While either partners or spouses eventually enjoy the fruits of their labor, getting there can test the mettle of their relationship and quite frankly get on each other's last nerve in the process.
Women like to improve their environment, keep up with the latest design trends, change things up and fluff the nest so to speak, whereas men might come from the angle of loving using tools, building something with their own two hands and having all the guys over for a beer and showing off his work after a little chest thumping. So right from the get go we see things differently.
Throughout the project, men and women take a different spin on things as well.
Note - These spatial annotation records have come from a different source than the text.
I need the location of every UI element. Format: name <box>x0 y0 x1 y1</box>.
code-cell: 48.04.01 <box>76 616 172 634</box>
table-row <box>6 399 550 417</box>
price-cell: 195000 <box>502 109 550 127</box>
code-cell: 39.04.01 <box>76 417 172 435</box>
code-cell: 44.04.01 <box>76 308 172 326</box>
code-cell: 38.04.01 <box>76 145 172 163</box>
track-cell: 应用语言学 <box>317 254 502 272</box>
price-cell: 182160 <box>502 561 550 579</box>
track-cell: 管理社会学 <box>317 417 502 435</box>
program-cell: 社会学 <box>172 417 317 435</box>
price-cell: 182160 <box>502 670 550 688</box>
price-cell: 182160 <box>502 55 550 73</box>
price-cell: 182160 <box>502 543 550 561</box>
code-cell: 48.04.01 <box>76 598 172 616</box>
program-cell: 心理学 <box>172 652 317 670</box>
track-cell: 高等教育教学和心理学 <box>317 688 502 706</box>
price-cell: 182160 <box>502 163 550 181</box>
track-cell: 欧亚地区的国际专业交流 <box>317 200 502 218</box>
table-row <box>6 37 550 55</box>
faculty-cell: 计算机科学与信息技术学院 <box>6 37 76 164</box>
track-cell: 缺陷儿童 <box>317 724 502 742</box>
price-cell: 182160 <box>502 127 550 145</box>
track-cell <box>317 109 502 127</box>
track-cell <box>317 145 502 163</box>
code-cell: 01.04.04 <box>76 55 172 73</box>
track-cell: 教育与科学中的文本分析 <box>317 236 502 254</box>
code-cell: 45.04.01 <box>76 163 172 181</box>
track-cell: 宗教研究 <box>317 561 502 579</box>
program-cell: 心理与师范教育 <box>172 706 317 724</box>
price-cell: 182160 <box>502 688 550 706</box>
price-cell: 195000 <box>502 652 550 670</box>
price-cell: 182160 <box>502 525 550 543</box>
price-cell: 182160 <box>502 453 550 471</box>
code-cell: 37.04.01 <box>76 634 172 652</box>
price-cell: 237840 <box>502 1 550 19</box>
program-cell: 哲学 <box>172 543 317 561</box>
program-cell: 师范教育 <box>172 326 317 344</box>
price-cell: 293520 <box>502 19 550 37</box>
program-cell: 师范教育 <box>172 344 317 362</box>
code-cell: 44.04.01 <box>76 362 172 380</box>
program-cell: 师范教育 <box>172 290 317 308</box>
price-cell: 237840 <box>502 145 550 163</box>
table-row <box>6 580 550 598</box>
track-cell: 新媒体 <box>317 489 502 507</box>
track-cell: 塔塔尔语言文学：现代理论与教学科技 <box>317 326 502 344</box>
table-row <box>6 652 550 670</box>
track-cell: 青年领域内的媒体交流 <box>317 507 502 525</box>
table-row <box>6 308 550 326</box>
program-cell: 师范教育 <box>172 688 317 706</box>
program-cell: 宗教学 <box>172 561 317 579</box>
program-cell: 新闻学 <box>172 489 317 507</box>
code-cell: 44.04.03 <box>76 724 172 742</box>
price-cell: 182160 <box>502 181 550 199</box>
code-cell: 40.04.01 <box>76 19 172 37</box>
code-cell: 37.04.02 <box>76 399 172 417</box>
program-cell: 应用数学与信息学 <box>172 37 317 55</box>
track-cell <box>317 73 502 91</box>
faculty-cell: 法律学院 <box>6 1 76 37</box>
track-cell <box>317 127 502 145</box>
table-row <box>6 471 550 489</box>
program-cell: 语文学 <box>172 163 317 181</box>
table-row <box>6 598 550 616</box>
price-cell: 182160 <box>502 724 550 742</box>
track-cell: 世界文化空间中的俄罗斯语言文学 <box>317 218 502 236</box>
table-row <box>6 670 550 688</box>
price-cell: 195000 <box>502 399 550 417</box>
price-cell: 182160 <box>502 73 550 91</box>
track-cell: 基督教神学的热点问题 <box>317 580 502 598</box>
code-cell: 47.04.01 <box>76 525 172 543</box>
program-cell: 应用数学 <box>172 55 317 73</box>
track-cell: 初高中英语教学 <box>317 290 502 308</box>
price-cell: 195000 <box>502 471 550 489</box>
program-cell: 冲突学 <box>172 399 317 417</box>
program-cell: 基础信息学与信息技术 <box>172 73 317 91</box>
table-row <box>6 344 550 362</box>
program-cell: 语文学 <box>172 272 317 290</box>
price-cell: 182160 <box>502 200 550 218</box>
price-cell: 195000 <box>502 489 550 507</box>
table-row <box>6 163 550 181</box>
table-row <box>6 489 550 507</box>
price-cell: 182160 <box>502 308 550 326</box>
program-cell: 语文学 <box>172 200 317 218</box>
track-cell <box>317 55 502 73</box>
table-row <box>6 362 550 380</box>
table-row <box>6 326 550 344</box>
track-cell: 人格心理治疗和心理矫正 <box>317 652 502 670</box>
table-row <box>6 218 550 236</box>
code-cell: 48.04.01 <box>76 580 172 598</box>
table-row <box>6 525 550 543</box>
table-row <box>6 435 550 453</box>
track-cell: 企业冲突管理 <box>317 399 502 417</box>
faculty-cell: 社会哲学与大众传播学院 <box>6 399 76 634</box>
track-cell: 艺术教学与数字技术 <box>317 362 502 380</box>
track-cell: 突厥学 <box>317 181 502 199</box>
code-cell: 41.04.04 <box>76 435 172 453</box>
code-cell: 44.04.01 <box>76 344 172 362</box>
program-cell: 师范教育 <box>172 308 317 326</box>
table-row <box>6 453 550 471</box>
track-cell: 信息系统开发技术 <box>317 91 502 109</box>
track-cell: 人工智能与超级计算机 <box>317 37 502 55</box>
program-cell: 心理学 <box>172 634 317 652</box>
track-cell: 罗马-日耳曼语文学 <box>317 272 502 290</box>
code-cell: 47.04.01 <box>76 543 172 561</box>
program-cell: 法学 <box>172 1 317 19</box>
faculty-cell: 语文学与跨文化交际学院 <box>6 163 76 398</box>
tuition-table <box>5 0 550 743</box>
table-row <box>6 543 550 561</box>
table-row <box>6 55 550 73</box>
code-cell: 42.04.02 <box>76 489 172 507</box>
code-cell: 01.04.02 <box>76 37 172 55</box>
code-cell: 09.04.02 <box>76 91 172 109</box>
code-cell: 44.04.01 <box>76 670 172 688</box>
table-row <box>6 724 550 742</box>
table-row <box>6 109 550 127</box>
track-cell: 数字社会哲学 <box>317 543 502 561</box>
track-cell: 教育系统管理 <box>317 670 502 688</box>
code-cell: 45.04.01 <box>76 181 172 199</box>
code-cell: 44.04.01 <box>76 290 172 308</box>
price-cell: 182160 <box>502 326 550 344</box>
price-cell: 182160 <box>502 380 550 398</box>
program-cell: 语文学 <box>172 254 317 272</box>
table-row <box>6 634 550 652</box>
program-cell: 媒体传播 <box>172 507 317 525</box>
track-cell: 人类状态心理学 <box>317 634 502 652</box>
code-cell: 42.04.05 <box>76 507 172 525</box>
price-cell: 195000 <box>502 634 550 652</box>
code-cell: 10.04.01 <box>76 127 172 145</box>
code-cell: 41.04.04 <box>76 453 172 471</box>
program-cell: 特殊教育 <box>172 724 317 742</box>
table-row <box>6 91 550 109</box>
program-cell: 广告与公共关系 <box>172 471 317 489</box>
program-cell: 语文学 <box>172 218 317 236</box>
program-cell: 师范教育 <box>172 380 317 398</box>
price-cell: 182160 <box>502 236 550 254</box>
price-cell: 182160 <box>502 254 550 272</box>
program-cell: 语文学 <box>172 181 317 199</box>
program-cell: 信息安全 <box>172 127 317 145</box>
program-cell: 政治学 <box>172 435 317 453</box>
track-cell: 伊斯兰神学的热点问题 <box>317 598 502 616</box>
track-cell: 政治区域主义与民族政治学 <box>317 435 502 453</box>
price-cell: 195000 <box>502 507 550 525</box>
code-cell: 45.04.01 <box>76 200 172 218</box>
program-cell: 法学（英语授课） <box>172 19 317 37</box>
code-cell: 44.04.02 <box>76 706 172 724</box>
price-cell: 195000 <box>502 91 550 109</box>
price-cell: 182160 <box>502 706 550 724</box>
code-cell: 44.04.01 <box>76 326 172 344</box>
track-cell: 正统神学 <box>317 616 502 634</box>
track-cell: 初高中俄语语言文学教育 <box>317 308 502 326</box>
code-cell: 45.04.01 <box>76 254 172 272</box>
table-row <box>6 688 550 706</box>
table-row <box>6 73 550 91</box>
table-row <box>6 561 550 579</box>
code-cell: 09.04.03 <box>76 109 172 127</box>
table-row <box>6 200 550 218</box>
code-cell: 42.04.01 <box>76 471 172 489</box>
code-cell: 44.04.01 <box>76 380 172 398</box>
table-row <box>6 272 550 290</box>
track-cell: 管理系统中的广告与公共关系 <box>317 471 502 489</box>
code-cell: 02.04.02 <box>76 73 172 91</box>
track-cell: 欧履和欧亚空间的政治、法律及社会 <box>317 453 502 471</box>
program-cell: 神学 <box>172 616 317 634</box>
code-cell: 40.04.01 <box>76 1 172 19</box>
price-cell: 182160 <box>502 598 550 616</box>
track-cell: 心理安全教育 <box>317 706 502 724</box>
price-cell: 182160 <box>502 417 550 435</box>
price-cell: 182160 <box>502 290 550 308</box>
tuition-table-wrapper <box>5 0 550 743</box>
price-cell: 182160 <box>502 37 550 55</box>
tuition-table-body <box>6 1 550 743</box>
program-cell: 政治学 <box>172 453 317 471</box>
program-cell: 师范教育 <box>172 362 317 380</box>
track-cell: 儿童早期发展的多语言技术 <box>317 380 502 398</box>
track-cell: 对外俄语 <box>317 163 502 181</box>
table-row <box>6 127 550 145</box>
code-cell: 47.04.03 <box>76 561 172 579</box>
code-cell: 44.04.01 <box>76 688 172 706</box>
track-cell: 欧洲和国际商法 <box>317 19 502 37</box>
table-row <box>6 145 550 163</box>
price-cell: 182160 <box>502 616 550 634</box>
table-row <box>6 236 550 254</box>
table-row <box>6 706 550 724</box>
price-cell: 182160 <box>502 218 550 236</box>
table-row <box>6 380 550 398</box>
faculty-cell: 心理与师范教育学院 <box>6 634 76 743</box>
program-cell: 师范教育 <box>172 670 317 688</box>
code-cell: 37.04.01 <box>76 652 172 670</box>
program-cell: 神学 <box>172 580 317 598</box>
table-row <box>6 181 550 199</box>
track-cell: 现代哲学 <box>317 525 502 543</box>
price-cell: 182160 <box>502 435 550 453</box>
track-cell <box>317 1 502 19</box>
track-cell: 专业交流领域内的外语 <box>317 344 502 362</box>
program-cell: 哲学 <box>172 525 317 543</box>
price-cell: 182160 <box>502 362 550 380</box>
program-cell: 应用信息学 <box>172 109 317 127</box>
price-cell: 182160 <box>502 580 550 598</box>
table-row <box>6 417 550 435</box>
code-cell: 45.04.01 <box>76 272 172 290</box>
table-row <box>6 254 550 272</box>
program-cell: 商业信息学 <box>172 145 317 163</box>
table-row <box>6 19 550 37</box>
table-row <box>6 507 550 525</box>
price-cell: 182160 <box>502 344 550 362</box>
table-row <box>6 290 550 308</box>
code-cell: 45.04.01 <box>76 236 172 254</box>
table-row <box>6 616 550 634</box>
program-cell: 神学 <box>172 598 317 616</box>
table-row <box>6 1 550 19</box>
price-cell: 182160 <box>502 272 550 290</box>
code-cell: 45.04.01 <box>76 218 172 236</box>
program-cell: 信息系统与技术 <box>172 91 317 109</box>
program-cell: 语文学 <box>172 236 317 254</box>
Men just want to dig in and get the job done and women are most often a lot more methodical about how to proceed. Even as women generally have to balance the ongoing home life and kids, men are in their element raising dust and noise and pretty oblivious to the trickledown effect.
There are a lot of effective tools, no pun intended, that you can implement in order to make a project go smoothly from that first brainstorm all the way to sitting around enjoying the benefits of your finished labor of love.
1) You need to have clarity on your vision about what the project entails in design, scope, materials, time and certainly your budget. Quite simply. you should both be on the same page.
2) Things are bound to get a little heated from time to time, so if there is already friction in the relationship you don't want to start a fire that is going to get out of control. A DIY home masonry or other project will go smoother if you are in a harmonious rather that confrontational relationship.
3) Nowadays every family is busy and juggling a lot of commitments from work, kids, church etc. Take a look at your calendar to see if you can afford the time to take on another project, particularly one as demanding and stressful as a DIY patio, planter, firepit or anything else you can dream up.
4) Access each other's skills and decide honestly what everybody is good at. Once you have done that and basically divided up the work load, give everybody the respect and trust to do their job, with a pat on the back thrown in for good measure.
5) Realize that with most DIY projects Murphy's Law can and will come into play at some point and you need to be able to laugh it off.
6) Schedule the project to take at least 2 to 3 times longer that you anticipate when you're sitting there dreaming up the project. That way everyone's expectations are right on schedule so to speak.
7) It is important to take a break for some down time. Families and loved ones need attention and quite frankly if building a fireplace from start to finish is not your normal workout, your body will appreciate the break too.
You will find that if you can make it through a DIY home project and savor the results, you will have exercised and developed some relationship skills that will foster better communication for the long haul. Hey, you might even think about another project!